As a side note, I have not witnessed a single incident of Bitcoinica that was caused by a Rails security vulnerability or by the 17 year-old developer's code. The hacks were were related to mail servers, infrastructure break-ins (Linode) and general stupidity (source code containing api key).

A brief skim at the source code however makes me realize the code is using floats (.to_f) rather than Ruby's BigDecimal class.

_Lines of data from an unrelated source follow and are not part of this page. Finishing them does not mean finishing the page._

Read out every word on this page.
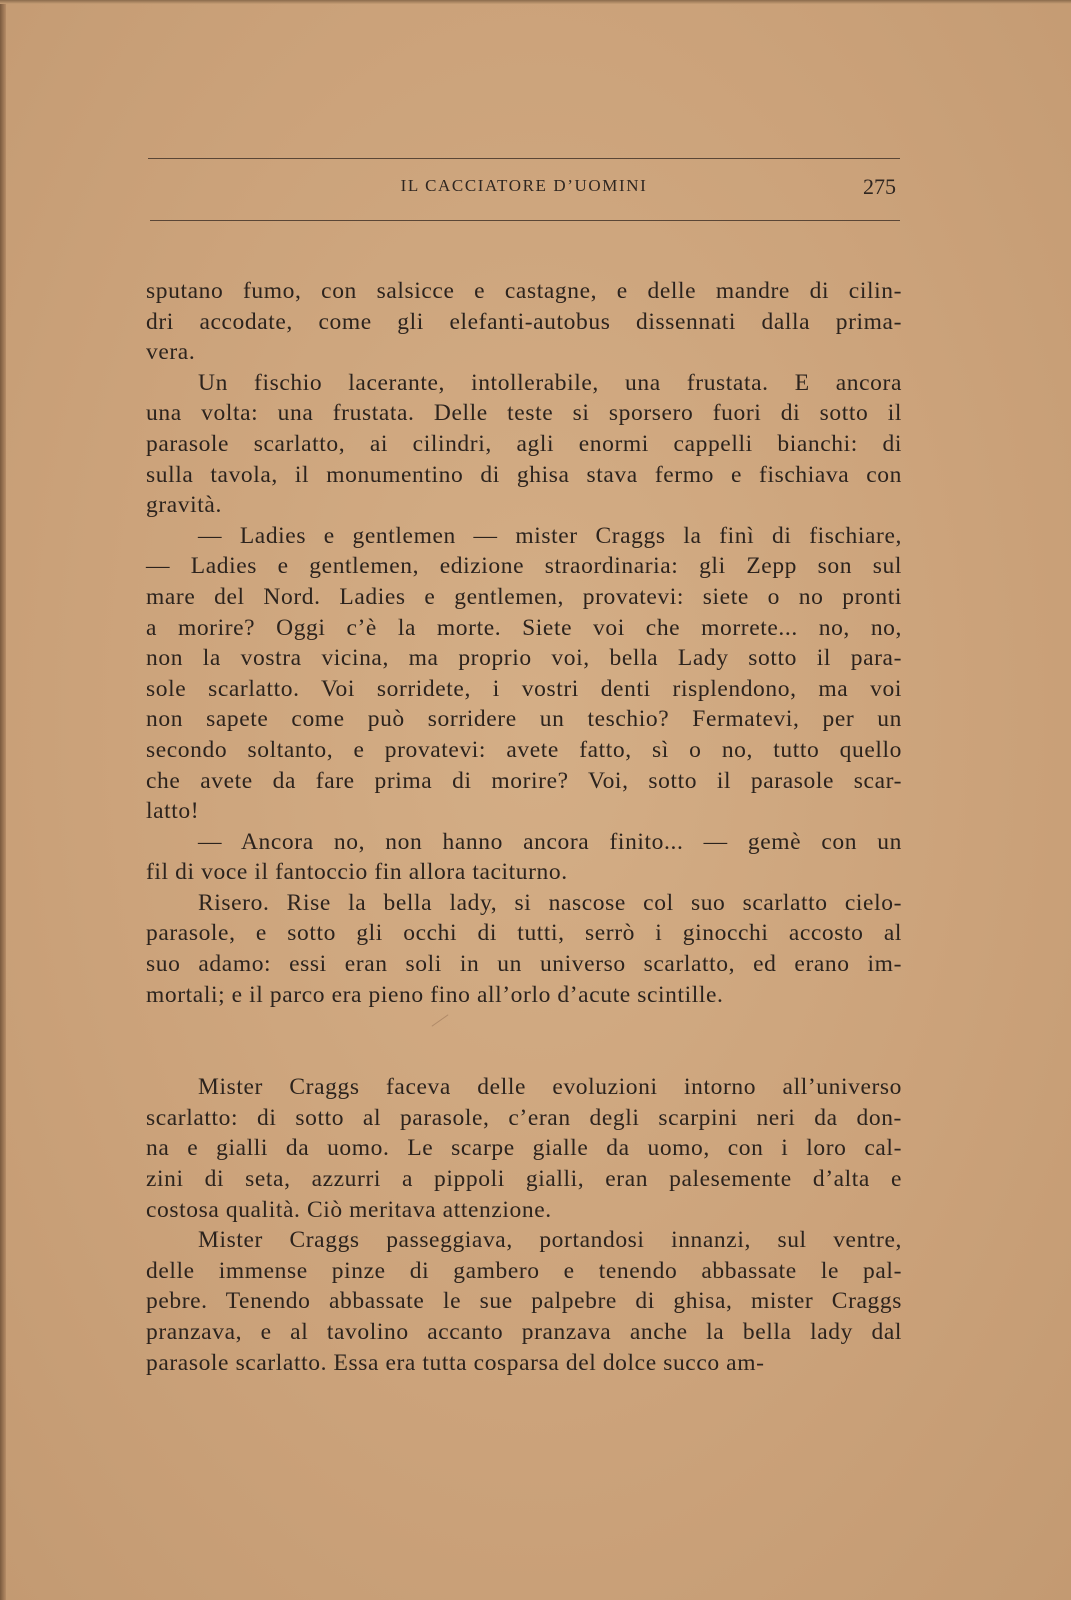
IL CACCIATORE D’UOMINI	275
sputano fumo, con salsicce e castagne, e delle mandre di cilin-
dri accodate, come gli elefanti-autobus dissennati dalla prima-
vera.
Un fischio lacerante, intollerabile, una frustata. E ancora
una volta: una frustata. Delle teste si sporsero fuori di sotto il
parasole scarlatto, ai cilindri, agli enormi cappelli bianchi: di
sulla tavola, il monumentino di ghisa stava fermo e fischiava con
gravità.
— Ladies e gentlemen — mister Craggs la finì di fischiare,
— Ladies e gentlemen, edizione straordinaria: gli Zepp son sul
mare del Nord. Ladies e gentlemen, provatevi: siete o no pronti
a morire? Oggi c’è la morte. Siete voi che morrete... no, no,
non la vostra vicina, ma proprio voi, bella Lady sotto il para-
sole scarlatto. Voi sorridete, i vostri denti risplendono, ma voi
non sapete come può sorridere un teschio? Fermatevi, per un
secondo soltanto, e provatevi: avete fatto, sì o no, tutto quello
che avete da fare prima di morire? Voi, sotto il parasole scar-
latto!
— Ancora no, non hanno ancora finito... — gemè con un
fil di voce il fantoccio fin allora taciturno.
Risero. Rise la bella lady, si nascose col suo scarlatto cielo-
parasole, e sotto gli occhi di tutti, serrò i ginocchi accosto al
suo adamo: essi eran soli in un universo scarlatto, ed erano im-
mortali; e il parco era pieno fino all’orlo d’acute scintille.
Mister Craggs faceva delle evoluzioni intorno all’universo
scarlatto: di sotto al parasole, c’eran degli scarpini neri da don-
na e gialli da uomo. Le scarpe gialle da uomo, con i loro cal-
zini di seta, azzurri a pippoli gialli, eran palesemente d’alta e
costosa qualità. Ciò meritava attenzione.
Mister Craggs passeggiava, portandosi innanzi, sul ventre,
delle immense pinze di gambero e tenendo abbassate le pal-
pebre. Tenendo abbassate le sue palpebre di ghisa, mister Craggs
pranzava, e al tavolino accanto pranzava anche la bella lady dal
parasole scarlatto. Essa era tutta cosparsa del dolce succo am-
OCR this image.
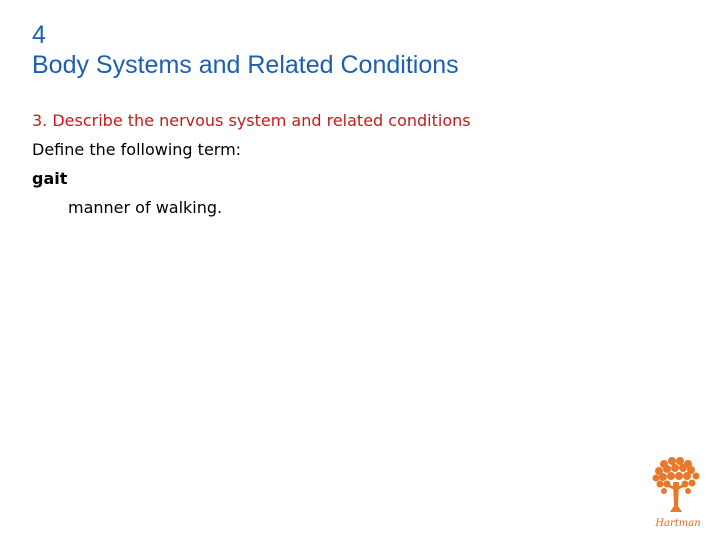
4
Body Systems and Related Conditions
3. Describe the nervous system and related conditions
Define the following term:
gait
manner of walking.
Hartman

This worries me because floats are prone to rounding errors, BigDecimal is perfect for monetary transactions as it keeps precision.

[davout]

As a side note, I have not witnessed a single incident of Bitcoinica that was caused by a Rails security vulnerability or by the 17 year-old developer's code. The hacks were were related to mail servers, infrastructure break-ins (Linode) and general stupidity (source code containing api key).

This.

Also please let the trolls die. A part of me boils with nerd rage when I see some retarded things written about Ruby or Rails but I refrain from answering because it's a pure loss of time.

A brief skim at the source code however makes me realize the code is using floats (.to_f) rather than Ruby's BigDecimal class. This worries me because floats are prone to rounding errors, BigDecimal is perfect for monetary transactions as it keeps precision.

Yes, this is a concern for me. I don't care if floats are only used for display purposes (and not storage), but it starts bothering me when I see them everywhere as a sign of developer lazyness.